Early on, I would ask the agent things like "what's the cheapest way to add caching to X?" — open-ended questions to build up my own knowledge. The problem is that these conversations tend to get concrete, and by the time you know what you actually want to do, you're deep in a session in the wrong tool. You've accumulated context in Claude App with Opus when you should be in a coding agent with the files open.

One workaround is asking the AI to write a handover prompt. It works, but it's friction. The better habit: if there's any chance you'll be touching code, start in the coding agent from the beginning. They are the same person :-). Ask the exploratory question there. You can always pivot to implementation (ir to issue generation) without a context switch.

ENV Variable Consistency

As your setup becomes more sophisticated — multiple tools, multiple editor integrations, scripts and hooks — env variable consistency becomes a real problem. CLI tools inherit shell env variables naturally. IDE plugins often don't. API keys configured in one place are missing in another. You end up with a patchwork of .env files, shell exports, and workarounds.

The only clean solution I've found is 1Password with its CLI tooling. The injection syntax works my in .env files:

GEMINI_API_KEY="op://vault/item/section/label"

The reference resolves at runtime. Every tool, every context, same value — without ever storing the actual key in a file that might get committed or leaked. And on top you gain a little bit of security again.

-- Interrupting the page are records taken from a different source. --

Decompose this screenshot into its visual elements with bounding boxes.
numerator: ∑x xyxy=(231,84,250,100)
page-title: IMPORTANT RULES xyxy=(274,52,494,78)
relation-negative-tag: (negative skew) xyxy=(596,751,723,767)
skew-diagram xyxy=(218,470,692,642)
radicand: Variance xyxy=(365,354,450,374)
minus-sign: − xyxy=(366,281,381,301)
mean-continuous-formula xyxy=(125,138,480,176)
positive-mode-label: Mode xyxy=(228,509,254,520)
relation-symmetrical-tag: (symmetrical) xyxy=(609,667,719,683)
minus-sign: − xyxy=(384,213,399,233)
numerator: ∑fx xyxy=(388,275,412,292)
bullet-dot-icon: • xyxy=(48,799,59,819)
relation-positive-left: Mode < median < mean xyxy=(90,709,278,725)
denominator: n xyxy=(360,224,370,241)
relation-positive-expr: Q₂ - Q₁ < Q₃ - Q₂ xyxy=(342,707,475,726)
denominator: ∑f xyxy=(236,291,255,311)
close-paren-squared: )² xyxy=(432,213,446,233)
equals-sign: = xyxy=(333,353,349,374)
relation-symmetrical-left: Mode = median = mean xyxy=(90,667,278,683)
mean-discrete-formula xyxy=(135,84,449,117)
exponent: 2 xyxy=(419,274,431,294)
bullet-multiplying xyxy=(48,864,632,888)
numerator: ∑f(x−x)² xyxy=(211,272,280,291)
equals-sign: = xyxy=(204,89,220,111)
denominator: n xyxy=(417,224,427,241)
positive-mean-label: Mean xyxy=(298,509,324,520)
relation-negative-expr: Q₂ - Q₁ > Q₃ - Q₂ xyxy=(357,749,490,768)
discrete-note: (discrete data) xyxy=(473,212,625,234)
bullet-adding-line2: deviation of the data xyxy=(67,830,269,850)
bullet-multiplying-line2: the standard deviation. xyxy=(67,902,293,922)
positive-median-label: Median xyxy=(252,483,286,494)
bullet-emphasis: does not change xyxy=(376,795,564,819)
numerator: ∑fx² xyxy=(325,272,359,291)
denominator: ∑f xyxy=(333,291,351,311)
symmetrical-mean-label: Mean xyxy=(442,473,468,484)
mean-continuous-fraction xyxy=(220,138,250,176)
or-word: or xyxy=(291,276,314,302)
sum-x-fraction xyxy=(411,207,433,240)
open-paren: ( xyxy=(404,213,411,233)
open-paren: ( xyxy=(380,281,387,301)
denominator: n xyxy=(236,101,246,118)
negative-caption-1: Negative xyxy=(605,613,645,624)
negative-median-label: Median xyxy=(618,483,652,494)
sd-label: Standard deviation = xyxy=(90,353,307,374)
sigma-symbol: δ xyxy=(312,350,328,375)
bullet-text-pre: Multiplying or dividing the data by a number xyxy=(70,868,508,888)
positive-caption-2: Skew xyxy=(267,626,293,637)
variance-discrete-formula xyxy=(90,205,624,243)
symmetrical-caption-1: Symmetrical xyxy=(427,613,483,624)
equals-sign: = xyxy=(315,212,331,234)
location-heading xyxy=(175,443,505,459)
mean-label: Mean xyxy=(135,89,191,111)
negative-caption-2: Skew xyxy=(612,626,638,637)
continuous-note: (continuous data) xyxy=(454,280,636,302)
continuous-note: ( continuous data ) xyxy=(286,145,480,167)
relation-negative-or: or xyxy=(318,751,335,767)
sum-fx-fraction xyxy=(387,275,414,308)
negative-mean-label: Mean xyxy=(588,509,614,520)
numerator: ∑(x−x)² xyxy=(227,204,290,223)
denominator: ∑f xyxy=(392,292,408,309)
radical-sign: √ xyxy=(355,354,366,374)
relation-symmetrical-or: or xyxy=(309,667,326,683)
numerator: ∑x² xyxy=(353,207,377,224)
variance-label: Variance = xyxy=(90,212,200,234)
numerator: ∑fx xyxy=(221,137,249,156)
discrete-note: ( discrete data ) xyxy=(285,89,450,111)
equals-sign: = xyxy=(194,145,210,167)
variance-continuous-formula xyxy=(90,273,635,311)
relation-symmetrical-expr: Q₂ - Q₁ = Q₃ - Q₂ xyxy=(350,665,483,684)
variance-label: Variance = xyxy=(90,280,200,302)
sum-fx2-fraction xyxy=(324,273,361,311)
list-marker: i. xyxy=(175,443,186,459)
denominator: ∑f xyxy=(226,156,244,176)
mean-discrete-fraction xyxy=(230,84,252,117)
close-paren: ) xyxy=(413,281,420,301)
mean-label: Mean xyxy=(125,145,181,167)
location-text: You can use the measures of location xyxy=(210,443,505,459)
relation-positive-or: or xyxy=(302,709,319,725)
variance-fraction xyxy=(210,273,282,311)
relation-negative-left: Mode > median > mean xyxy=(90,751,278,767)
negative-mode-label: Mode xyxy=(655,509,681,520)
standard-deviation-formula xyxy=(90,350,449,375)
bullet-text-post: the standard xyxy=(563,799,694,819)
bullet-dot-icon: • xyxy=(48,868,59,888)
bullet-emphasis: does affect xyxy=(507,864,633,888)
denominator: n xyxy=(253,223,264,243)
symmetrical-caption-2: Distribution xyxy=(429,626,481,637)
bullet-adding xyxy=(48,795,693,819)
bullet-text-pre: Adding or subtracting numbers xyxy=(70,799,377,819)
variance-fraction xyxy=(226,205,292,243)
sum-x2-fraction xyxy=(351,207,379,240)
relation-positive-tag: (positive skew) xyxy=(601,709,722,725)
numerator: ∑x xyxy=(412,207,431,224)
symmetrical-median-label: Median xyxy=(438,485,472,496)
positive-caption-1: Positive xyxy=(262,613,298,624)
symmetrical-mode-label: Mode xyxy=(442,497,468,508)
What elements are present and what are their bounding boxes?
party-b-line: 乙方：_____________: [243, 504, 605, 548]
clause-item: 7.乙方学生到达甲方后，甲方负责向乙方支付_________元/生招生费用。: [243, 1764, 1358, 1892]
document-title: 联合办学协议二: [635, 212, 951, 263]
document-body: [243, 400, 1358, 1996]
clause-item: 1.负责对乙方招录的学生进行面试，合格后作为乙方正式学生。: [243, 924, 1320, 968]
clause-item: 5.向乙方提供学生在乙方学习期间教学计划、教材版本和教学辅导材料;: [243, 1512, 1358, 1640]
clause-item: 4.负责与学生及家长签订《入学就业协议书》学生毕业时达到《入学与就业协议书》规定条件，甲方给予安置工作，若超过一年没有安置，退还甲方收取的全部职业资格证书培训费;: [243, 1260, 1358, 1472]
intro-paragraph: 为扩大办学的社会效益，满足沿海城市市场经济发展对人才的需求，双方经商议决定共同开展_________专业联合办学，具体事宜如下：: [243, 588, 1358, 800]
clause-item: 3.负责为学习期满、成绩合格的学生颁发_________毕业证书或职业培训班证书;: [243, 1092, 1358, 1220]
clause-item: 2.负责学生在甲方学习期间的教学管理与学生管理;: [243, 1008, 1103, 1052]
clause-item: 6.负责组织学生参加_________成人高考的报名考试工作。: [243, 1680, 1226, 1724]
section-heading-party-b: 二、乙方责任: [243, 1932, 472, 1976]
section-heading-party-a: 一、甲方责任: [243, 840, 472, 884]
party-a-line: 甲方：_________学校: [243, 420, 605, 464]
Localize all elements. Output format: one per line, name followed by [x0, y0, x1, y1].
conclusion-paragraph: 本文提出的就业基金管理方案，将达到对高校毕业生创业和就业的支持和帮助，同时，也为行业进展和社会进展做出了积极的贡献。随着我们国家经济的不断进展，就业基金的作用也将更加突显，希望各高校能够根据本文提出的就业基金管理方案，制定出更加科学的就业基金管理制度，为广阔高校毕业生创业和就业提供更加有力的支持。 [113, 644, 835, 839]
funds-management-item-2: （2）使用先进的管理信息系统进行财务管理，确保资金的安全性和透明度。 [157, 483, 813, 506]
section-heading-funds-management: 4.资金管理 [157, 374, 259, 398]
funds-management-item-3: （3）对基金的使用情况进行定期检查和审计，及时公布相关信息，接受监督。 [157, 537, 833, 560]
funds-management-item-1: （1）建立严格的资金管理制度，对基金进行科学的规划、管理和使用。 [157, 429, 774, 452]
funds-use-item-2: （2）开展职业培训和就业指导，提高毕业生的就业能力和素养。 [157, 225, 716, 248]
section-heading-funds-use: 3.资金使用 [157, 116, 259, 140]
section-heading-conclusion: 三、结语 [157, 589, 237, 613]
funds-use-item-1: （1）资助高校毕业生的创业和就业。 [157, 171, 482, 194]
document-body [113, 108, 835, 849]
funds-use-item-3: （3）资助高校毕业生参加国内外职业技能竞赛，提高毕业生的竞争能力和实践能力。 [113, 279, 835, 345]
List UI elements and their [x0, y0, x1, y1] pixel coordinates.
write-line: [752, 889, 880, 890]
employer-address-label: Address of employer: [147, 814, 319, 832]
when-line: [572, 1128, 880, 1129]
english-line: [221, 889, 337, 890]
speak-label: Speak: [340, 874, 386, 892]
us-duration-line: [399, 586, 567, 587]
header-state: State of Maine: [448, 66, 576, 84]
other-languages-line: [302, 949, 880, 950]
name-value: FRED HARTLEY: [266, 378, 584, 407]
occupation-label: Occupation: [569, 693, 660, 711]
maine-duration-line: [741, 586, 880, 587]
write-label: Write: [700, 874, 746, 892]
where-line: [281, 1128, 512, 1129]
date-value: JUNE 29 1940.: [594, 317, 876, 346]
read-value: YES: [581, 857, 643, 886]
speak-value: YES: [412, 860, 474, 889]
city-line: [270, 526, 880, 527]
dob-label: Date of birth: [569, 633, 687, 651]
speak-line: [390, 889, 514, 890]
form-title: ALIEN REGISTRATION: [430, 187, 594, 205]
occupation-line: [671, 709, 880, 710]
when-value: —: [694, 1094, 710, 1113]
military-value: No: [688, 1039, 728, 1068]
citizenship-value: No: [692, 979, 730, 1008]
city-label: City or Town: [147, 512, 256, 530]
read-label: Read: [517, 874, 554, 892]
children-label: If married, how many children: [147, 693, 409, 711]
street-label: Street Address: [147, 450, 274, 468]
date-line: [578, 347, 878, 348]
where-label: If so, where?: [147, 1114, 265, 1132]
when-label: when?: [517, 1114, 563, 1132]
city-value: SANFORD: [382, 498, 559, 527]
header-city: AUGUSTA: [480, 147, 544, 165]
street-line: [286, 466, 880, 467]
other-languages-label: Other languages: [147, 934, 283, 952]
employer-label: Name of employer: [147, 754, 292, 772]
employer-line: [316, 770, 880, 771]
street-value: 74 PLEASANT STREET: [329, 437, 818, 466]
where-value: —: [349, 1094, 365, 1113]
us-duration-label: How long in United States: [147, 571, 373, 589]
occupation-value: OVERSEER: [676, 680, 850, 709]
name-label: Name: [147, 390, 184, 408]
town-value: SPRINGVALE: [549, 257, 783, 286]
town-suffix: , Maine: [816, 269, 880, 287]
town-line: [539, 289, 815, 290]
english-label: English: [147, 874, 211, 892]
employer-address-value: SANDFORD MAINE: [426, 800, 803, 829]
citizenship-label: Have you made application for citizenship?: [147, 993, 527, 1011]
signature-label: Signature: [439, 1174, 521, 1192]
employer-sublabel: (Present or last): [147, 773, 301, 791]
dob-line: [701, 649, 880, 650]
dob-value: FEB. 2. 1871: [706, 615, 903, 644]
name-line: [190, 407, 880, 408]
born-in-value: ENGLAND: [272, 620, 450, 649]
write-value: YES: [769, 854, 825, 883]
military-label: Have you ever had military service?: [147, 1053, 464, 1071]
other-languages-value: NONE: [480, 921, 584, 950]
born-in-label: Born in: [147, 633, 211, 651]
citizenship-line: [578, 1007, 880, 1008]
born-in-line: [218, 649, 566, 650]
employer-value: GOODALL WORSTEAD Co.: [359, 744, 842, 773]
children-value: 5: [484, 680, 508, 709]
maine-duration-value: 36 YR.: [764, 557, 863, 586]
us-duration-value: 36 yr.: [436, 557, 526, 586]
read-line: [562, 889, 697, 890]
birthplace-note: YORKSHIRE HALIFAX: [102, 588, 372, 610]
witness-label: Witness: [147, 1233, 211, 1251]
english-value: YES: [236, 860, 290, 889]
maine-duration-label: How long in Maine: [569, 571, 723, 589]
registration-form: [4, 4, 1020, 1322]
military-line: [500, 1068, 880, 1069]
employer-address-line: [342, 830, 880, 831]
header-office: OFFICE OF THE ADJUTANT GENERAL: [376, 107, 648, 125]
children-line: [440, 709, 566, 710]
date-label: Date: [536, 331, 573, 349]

Skill and Command Hierarchy

Skills (custom slash commands) accumulate quickly once you get into them. The temptation is to install everything globally, but that gets messy and might lead to strange behaviours in projects that are not your normal standard setup. The right structure mirrors how you'd think about configuration generally:

Global — things in your home directory. At minimum: a "find skills" skill so you can discover what's available. Beyond that: your writing style preferences, general coding conventions, things that apply regardless of project.

Project, shared — committed to the repo. Everyone on the team benefits, agents across all tools can use it (most understand natural language equally well). This is the right place for project-specific workflows, deployment patterns, domain context.

Project, private — in CLAUDE.local.md, added to .gitignore. Use sparingly. If you're adding something here, ask yourself whether other contributors wouldn't also benefit from it. Usually they would.

The discipline of placing skills correctly pays off when you're switching projects — you get the global habits automatically, and the project-specific stuff is waiting for you.

Work on Tasks in Parallel

Git worktrees are a solid choice in general. The setup I've settled on: a main project folder and explicit subdirectories for all active worktrees. I don't like the agent creating worktrees inside the project tree on its own — I want to be deliberate about it.

In practice, two concurrent worktrees is about my sweet spot given token constraints, but the setup can scale to much more. The key constraint is independence: tasks that depend on each other can't run in parallel, so it's worth designing tasks to be as independent as possible or idempotent so to say :-). Work in separate areas of the codebase. Separate services if you have them. Separate concerns entirely. You'll see, that it also helps your architecture.

The other thing parallel work changes is how you use waiting time. When an agent is running a long task, that's not dead time. Coffee is still needed, but that's also the time to write or refine the next task, review a different branch, or context-switch to another project. Watching Claude Code combombulating (or whatever) is rarely the right move.

Final Notes

This text is also for myself to rehearse and remember to actually spend time on the setup.

That directly leads to my main tip. Do spend time on optimising your agent. It improves the quality and reduces the fail rate drastically. I know that working on concrete problems is most of the time more urgent. But "nothing comes from nothing" is a famous German saying. So invest a little bit of activation energy and apply Kaizen to your agent processes.